In January 2024, Prime Minister Anthony Albanese jointly named Scolyer and Long as 2024 Australians of the Year — an award framed around their combined contribution to revolutionising melanoma treatment and their pursuit of a breakthrough in glioblastoma, according to the Sydney Morning Herald. Scolyer had already received an Officer of the Order of Australia (AO) in June 2021 for distinguished service to medicine.

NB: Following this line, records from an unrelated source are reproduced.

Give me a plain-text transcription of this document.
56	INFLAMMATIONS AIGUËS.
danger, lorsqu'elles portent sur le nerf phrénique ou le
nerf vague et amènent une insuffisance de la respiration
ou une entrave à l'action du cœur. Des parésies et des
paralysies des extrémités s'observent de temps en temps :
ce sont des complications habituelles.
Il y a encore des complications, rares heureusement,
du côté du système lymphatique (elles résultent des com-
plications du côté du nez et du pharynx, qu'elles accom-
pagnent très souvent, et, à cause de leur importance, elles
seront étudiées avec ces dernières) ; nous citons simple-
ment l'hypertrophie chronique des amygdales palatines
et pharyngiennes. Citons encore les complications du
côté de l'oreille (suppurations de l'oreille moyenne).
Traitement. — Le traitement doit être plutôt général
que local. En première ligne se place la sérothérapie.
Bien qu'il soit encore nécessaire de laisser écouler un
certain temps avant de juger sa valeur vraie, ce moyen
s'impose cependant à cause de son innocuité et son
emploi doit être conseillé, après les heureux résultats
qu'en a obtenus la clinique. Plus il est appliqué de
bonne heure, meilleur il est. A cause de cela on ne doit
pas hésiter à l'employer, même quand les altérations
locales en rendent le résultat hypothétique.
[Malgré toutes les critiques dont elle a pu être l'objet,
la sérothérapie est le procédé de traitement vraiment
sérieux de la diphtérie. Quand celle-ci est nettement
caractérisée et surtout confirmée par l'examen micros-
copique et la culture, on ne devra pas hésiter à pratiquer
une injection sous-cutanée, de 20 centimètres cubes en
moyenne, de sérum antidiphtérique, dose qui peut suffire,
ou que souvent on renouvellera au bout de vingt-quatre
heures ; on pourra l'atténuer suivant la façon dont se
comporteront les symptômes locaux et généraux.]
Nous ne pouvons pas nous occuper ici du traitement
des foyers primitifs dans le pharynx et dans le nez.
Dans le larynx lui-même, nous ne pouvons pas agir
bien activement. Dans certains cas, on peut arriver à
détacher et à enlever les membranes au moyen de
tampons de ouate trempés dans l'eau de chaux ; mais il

On 28 April 2026, the University of Sydney awarded Scolyer an honorary doctorate — a conferral made, it is worth noting, while he was still alive to receive it, per the University's own record. Weeks later, before his death, he published an open letter as a final goodbye, expressing thanks to Australians for their support throughout his illness. The letter, by accounts reported across multiple outlets, was characteristically direct — a gesture consistent with how he conducted his public communication about his diagnosis from the outset.

What Comes Next

Scolyer's death does not halt the science. The U.S. clinical trial his treatment protocol initiated remains active. Georgina Long, who co-designed the experimental regimen and continues as co-medical director of Melanoma Institute Australia, carries forward both the institutional program and the intellectual framework they developed jointly.

The broader question the trial is now tasked with answering is whether the immunological logic that reshaped melanoma outcomes can be adapted for glioblastoma — a cancer whose blood-brain barrier, immunosuppressive microenvironment, and high mutational heterogeneity present obstacles that checkpoint inhibition alone has not historically overcome. Scolyer's protocol, by introducing pre-surgical immunotherapy priming and individualised vaccine targeting, was an attempt to address at least two of those obstacles simultaneously.

Whether it works at scale, and in patients without Scolyer's specific tumour profile, is an open empirical question. The trial will answer it, or begin to. That, ultimately, is the nature of the contribution — not a concluded proof, but a rigorously constructed hypothesis, now being tested on the terms he established.

The Melanoma Institute Australia published a formal tribute marking his death. He was 59.